Como outro lado da mesma moeda, a lei da SAF fixou a destinação obrigatória de receitas da SAF em favor da associação para o pagamento de obrigações anteriores à constituição da SAF (art. 10).
Por essa lógica, a lei da SAF estimula o aporte de recursos nas SAFs, e ao mesmo tempo garante que as obrigações das associações com os credores serão honradas.
A incompreensão dessa lógica pelo Judiciário, no entanto, já resultou em decisões que responsabilizam a SAF pelas dívidas da associação. Ilustra isso o caso do ex-preparador de goleiros do Cruzeiro que apresentou uma reclamação trabalhista em face da associação.
O juiz da 12ª Vara do Trabalho de Belo Horizonte reconheceu a existência de grupo econômico entre a associação e a SAF do Cruzeiro. Resultado: a SAF foi condenada solidariamente ao pagamento das verbas laborais (ver Reclamação Trabalhista 0010052-44.2022.5.03.0012, julgado em 17/3/22).
Na contramão disso, o PL 2978/23 alterou a lei da SAF em diferentes dispositivos para enfatizar que “(a) constituição da Sociedade Anônima do Futebol não implica a formação de grupo econômico entre ela e o clube ou pessoa jurídica original que a constituir” (art. 2º, §7º); “o clube ou pessoa jurídica original é exclusiva e integralmente responsável pelo pagamento das obrigações anteriores à constituição da Sociedade Anônima de Futebol” (art. 10); e “(é) vedada qualquer forma de constrição ao patrimônio ou às receitas da Sociedade Anônima do Futebol, inclusive por penhora ou ordem de bloqueio de valores de qualquer natureza ou espécie, com relação às obrigações do clube” (art. 12).
Aprimoramento da governança das SAFs
Desde o momento em que se tornam “sociedades anônimas”, os clubes de futebol ficam sujeitos a rigorosas normas de governança.
Ao contrário do CC (onde estão previstas as regras aplicáveis às associações), a lei das S.A. disciplina detalhadamente a composição dos órgãos de administração, os instrumentos de prestação de contas e os deveres do acionista controlador, além de outros itens relevantes para a proteção dos acionistas minoritários.
Somado a isso, a lei da SAF criou regras adicionais sob medida para a empresa atividade futebolística.
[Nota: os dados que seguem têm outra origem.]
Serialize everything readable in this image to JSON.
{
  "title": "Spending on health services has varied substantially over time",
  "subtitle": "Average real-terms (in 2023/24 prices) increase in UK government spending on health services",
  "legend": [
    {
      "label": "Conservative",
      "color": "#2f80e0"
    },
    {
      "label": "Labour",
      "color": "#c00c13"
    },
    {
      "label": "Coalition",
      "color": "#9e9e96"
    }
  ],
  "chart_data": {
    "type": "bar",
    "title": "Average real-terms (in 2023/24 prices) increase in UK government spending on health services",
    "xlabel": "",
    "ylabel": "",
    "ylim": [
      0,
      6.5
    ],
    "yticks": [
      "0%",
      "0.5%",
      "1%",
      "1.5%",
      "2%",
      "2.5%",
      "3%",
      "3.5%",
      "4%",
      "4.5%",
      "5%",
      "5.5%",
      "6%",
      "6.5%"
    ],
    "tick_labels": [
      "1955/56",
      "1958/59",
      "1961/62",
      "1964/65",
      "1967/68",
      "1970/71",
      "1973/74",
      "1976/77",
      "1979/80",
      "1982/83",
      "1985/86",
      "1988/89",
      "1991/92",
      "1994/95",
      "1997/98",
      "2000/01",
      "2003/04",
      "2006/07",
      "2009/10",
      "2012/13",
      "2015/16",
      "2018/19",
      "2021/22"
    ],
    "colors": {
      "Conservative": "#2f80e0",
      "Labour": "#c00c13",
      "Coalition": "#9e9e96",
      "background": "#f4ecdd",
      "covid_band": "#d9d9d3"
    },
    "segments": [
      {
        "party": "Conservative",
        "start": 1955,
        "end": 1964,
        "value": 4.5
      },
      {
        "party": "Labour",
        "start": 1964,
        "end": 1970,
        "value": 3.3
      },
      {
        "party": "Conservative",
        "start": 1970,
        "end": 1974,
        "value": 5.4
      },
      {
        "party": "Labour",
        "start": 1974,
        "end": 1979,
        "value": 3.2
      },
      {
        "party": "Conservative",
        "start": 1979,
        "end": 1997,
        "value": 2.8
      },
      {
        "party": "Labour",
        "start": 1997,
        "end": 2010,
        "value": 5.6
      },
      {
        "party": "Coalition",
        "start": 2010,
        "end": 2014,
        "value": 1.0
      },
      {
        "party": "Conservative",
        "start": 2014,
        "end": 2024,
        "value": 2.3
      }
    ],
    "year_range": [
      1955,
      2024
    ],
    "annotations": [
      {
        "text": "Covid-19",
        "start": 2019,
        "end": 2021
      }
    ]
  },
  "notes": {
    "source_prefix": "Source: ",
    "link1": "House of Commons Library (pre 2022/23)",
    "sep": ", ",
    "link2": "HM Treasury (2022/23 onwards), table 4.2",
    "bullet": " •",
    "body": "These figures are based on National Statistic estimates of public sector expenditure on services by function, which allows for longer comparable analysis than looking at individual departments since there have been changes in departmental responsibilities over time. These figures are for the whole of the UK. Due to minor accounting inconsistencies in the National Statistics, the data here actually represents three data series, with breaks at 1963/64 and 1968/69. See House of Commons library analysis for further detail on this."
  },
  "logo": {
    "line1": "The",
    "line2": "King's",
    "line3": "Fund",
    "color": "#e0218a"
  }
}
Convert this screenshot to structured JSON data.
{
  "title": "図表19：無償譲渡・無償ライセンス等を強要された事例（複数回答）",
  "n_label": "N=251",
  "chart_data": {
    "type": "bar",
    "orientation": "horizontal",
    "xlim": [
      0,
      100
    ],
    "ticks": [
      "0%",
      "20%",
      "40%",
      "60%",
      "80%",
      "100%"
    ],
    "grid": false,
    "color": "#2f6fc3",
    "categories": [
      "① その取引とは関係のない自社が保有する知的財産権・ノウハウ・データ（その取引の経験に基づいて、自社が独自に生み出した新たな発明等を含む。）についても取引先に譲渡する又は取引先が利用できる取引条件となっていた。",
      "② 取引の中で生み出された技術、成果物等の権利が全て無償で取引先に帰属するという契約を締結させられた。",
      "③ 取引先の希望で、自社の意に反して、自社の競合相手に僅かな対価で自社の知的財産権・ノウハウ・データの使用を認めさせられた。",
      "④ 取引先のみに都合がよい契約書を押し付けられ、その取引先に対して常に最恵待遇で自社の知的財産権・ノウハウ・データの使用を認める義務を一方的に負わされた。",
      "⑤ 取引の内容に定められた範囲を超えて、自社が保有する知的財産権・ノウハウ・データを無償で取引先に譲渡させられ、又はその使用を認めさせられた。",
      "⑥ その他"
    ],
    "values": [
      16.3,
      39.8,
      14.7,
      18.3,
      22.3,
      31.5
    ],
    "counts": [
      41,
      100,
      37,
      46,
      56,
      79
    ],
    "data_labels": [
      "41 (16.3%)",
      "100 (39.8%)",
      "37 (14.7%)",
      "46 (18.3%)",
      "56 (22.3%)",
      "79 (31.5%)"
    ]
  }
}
Exemplos disso são as ações ordinárias “classe A”, conferidas exclusivamente à associação que originou a SAF e com direito de veto sobre a alteração do nome, cores, símbolos e endereço da SAF (art. 2º, §4º); as regras de conflito de interesse com vedação de que o acionista controlador detenha participação em outra SAF, como um clube rival ou da mesma divisão (art. 4º); e as diversas exigências para a nomeação de membros do Conselho de Administração e Fiscal da SAF (art. 5º, §1º).
São regras que obviamente aumentam o custo de se tornar SAF. Razão de que o professor Carlos Portugal, em artigo, criticou a lei da SAF como “pensada apenas para os grandes clubes de futebol, para os quais tais custos não seriam muito relevantes”.
De fato, é louvável a intenção de favorecer a conversão de associações em SAFs por meio da eliminação de exigências custosas para boa parte dos clubes brasileiros.
No entanto, há razões de sobra para pensar duas vezes antes de flexibilizar uma regra que ainda está em vias de se consolidar. A recente crise no Vasco da Gama, causada pelos desmandos da controladora (777 Partners), ilustra didaticamente o abalo na confiança que um caso errado pode desencadear.
Em linha com isso, PL 2978/23 aumenta as exigências de governança das SAFs – e, assim, reforça ao espírito original da lei da SAF de proteção dos investidores como meio de formação de um sistema sustentável.
Caso aprovado, os Conselhos de Administração e Fiscal da SAF terão obrigatoriamente ao menos um conselheiro independente (art. 5º, §6º); um conjunto amplo de informações deverão ser disponibilizadas no site da SAF (art. 8º, V, VI e VII); e as ações “classe A” serão automaticamente convertidas em ações ordinárias comuns caso doadas, cedidas ou alienadas pelas associações (art. 2º, §3º).
Visto assim, o PL 2978/23 permanece fiel ao espírito da lei da SAF e faz jus ao princípio de “em time que está ganhando não se mexe”.